しかしお祖父様があの大根を見てそう言ったのだから、あれ同様この世界には似つかわしくない『ロボット』の類の可能性は容易に想像が付く。
なんせ世界を管理する世界樹が存在し、神仙の手にかかれば携帯端末の様な挙動を見せる鬼切手形なんて物も有るのだ、其処にロボットが加わった所で奇怪しいとまでは言えないだろう。
と成れば、恐らくは神々が世界樹を護るために使っているロボット兵器と言うのが妥当な所ではなかろうか?
それを扱うのが神様方だけで、一般に出回らぬ物だと言うのであれば、態々皆が言及しないのにも説明がつくし、今回ソレに繋がりかねない技術の塊が接収されたのにも頷ける。

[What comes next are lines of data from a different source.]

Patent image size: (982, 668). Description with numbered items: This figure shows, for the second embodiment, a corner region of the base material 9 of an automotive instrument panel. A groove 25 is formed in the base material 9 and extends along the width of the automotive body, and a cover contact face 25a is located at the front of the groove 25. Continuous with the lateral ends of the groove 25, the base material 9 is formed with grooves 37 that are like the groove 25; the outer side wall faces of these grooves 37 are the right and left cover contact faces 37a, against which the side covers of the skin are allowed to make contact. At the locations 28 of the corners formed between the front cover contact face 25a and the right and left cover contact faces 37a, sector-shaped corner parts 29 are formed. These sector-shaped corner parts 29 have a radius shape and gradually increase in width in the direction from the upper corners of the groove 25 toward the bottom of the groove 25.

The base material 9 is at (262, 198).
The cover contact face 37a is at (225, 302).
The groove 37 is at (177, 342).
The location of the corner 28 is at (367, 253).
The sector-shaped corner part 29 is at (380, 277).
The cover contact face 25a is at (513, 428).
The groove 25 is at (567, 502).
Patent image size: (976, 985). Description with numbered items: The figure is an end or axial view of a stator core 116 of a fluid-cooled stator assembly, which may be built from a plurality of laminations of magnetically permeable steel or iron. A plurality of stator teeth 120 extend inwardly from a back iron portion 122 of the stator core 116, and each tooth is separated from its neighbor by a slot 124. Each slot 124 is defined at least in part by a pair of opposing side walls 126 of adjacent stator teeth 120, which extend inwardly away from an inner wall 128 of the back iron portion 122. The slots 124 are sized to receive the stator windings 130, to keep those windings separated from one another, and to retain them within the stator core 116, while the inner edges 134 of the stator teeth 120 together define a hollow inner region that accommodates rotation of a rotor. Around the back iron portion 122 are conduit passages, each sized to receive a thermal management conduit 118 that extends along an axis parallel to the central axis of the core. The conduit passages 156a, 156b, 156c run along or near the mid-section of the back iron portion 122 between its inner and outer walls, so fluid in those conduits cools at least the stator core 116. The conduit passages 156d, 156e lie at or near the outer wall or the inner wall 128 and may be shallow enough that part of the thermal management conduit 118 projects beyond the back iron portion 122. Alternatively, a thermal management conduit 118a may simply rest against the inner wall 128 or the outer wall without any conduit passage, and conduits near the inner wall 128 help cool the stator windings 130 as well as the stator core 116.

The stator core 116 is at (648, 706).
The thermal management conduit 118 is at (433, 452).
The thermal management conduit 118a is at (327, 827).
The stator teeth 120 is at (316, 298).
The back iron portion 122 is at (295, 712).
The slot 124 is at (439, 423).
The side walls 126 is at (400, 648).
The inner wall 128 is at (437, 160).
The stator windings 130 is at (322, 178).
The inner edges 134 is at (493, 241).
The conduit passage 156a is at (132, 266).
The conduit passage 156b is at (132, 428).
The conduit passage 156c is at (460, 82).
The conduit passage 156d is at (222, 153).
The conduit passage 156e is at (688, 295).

本当ならば大根を丸ごと持って行かれた可能性も有るのだろうが、重要部品以外は皆の腹に収まり、消えて無くなる成らば問題は無いと考えられたのでは無いだろうか?
そう考えると、買取額として出された二千両と言うとんでもない額面にも説明が付く。
万が一にも外部に漏らす事の出来ない秘匿技術の類似品なのだ、前世での軍事兵器なんかの値段と、その隠蔽に支払うのだと考えれば決して破格とまでは言えないだろう。

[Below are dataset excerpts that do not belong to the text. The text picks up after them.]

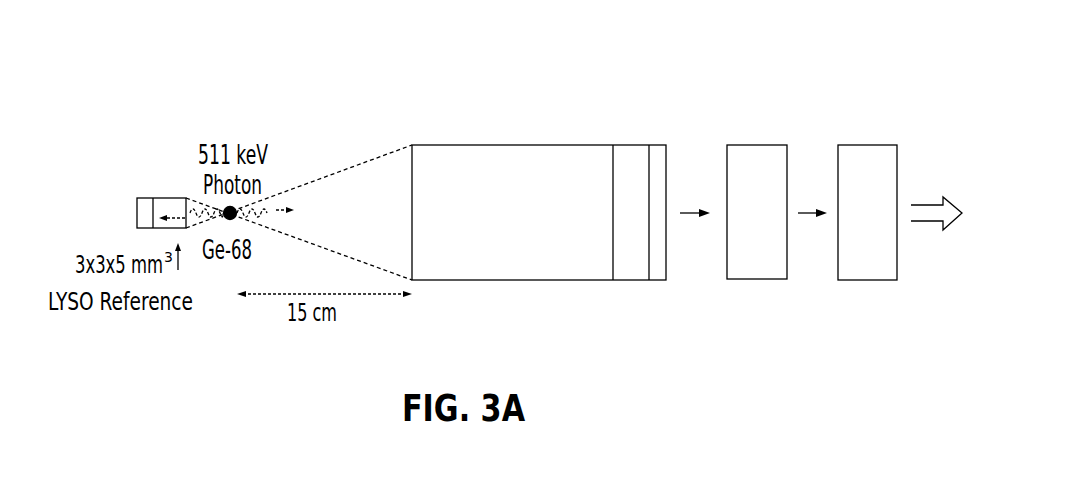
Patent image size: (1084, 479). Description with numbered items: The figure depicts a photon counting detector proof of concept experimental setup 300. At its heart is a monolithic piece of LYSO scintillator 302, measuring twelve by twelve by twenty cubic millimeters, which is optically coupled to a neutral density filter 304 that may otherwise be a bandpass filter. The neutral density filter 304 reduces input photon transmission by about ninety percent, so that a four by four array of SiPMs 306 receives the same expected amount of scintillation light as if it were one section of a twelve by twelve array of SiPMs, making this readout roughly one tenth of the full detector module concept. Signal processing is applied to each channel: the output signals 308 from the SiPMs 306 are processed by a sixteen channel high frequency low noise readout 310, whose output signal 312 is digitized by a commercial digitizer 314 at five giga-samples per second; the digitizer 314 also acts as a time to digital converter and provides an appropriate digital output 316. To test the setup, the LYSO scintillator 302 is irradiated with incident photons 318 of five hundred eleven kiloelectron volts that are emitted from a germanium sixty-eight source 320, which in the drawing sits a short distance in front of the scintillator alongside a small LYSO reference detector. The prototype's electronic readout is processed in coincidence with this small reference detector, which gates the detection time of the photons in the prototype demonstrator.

The photon counting detector proof of concept experimental setup 300 is at (140, 60).
The LYSO scintillator 302 is at (508, 142).
The neutral density filter 304 is at (632, 142).
The array of SiPMs 306 is at (657, 142).
The output signals 308 is at (695, 262).
The high frequency low noise readout 310 is at (756, 143).
The output signal 312 is at (803, 262).
The digitizer 314 is at (856, 143).
The digital output 316 is at (918, 222).
The incident photons 318 is at (283, 172).
The Ge-68 source 320 is at (236, 219).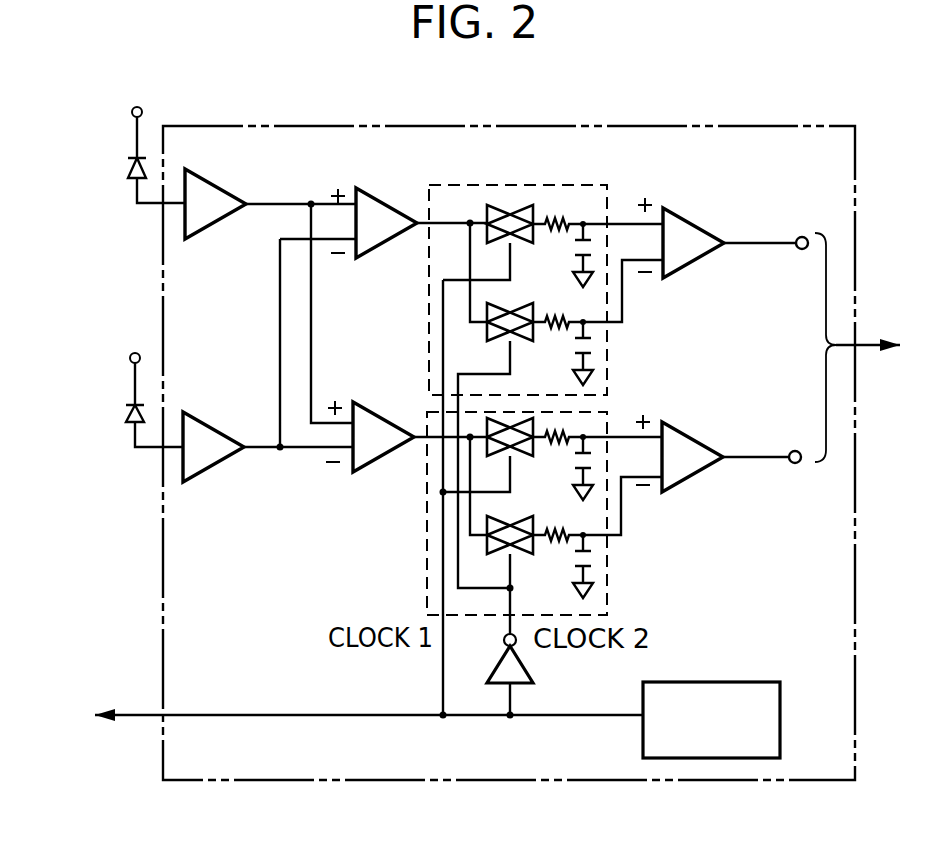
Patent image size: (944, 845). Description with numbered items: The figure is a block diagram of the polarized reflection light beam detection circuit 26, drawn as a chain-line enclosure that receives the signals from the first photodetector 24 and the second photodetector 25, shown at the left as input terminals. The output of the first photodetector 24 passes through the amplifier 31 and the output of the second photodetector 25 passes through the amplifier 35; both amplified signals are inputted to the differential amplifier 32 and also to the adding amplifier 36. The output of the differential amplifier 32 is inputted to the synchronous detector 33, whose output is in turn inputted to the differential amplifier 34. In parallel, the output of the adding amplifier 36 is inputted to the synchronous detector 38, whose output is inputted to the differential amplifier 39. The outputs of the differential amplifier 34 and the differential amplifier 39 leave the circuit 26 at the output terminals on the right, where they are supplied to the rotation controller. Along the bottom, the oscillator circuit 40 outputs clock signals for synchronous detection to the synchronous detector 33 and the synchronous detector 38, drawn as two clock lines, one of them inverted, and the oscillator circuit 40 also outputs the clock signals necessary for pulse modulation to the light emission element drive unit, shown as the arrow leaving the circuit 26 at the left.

The first photodetector 24 is at (128, 161).
The second photodetector 25 is at (125, 410).
The polarized reflection light beam detection circuit 26 is at (590, 127).
The amplifier 31 is at (247, 170).
The differential amplifier 32 is at (383, 200).
The synchronous detector 33 is at (473, 184).
The differential amplifier 34 is at (696, 222).
The amplifier 35 is at (220, 466).
The adding amplifier 36 is at (376, 470).
The synchronous detector 38 is at (425, 530).
The differential amplifier 39 is at (696, 472).
The oscillator circuit 40 is at (735, 682).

あれ? ……其処まで考えると更にヤバイ可能性も出て来るぞ?
確か火元国の神々と世界樹の神々は、決して一枚板とは言えない……
以前会った事の有る火元の国の神の長だと言う浅間様は、俺をこの世界に送り込んだ『死神さん』に纏わる事で中央の神々に対して隔意の様な物を持っていた筈だ。

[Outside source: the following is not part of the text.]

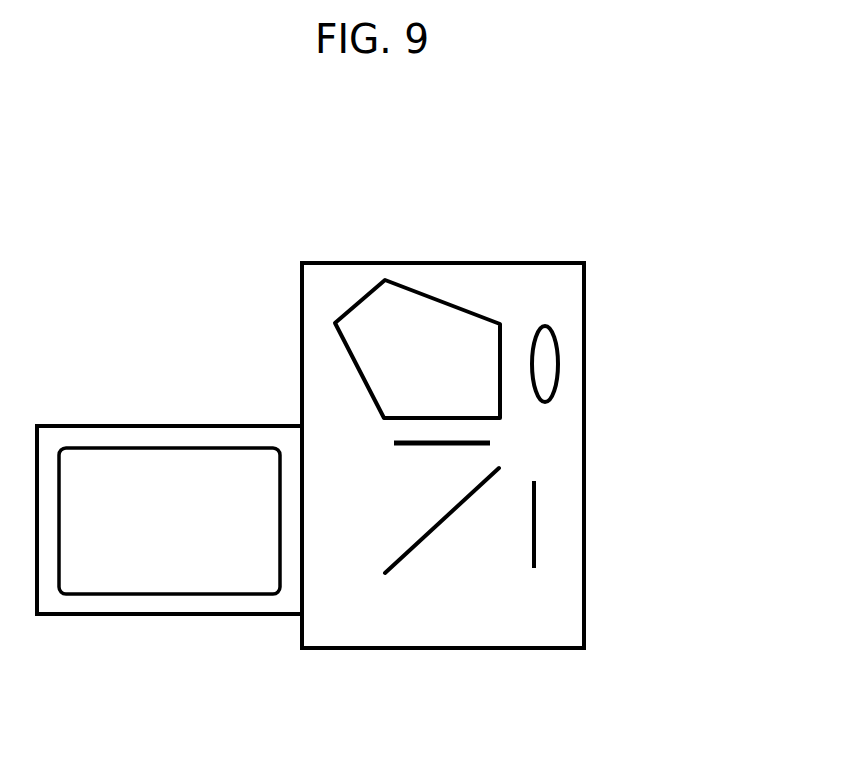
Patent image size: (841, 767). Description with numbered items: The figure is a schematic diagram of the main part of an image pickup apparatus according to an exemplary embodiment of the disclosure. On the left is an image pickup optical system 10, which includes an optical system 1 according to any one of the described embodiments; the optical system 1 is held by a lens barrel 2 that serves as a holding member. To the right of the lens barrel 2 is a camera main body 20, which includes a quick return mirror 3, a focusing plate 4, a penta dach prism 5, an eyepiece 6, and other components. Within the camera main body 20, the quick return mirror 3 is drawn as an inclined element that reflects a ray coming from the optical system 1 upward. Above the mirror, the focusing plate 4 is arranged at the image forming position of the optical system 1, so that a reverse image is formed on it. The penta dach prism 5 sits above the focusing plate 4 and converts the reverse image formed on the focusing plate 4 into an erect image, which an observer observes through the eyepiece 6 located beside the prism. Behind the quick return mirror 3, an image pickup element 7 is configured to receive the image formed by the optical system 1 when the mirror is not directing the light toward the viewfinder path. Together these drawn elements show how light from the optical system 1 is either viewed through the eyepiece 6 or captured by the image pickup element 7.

もしも樹護操機が本当に世界樹を護る為だけに存在する物だとして、ソレが火元国の神々が中央に逆らえない鍵の一つだとしたならば、今回俺達が提出した部品を解析し、中央に反旗を翻す切っ掛けに成る様な事も有るのではないだろうか?
そうなると一寸洒落に成らないなと思い、否々全ては俺の想像に過ぎないし、その存在を知っているお祖父様がそんな乱世の引き金を引く様な事に何の文句も言わず諾々と従う訳が無い、と考え直す。
……どちらにせよ、お祖父様からは一度詳しい話を聞いた方が精神衛生上良いだろうな。
そんな事を考えながら口にした甘酒は、先程までとは比べ物にならない程、味が薄く感じられたのだった。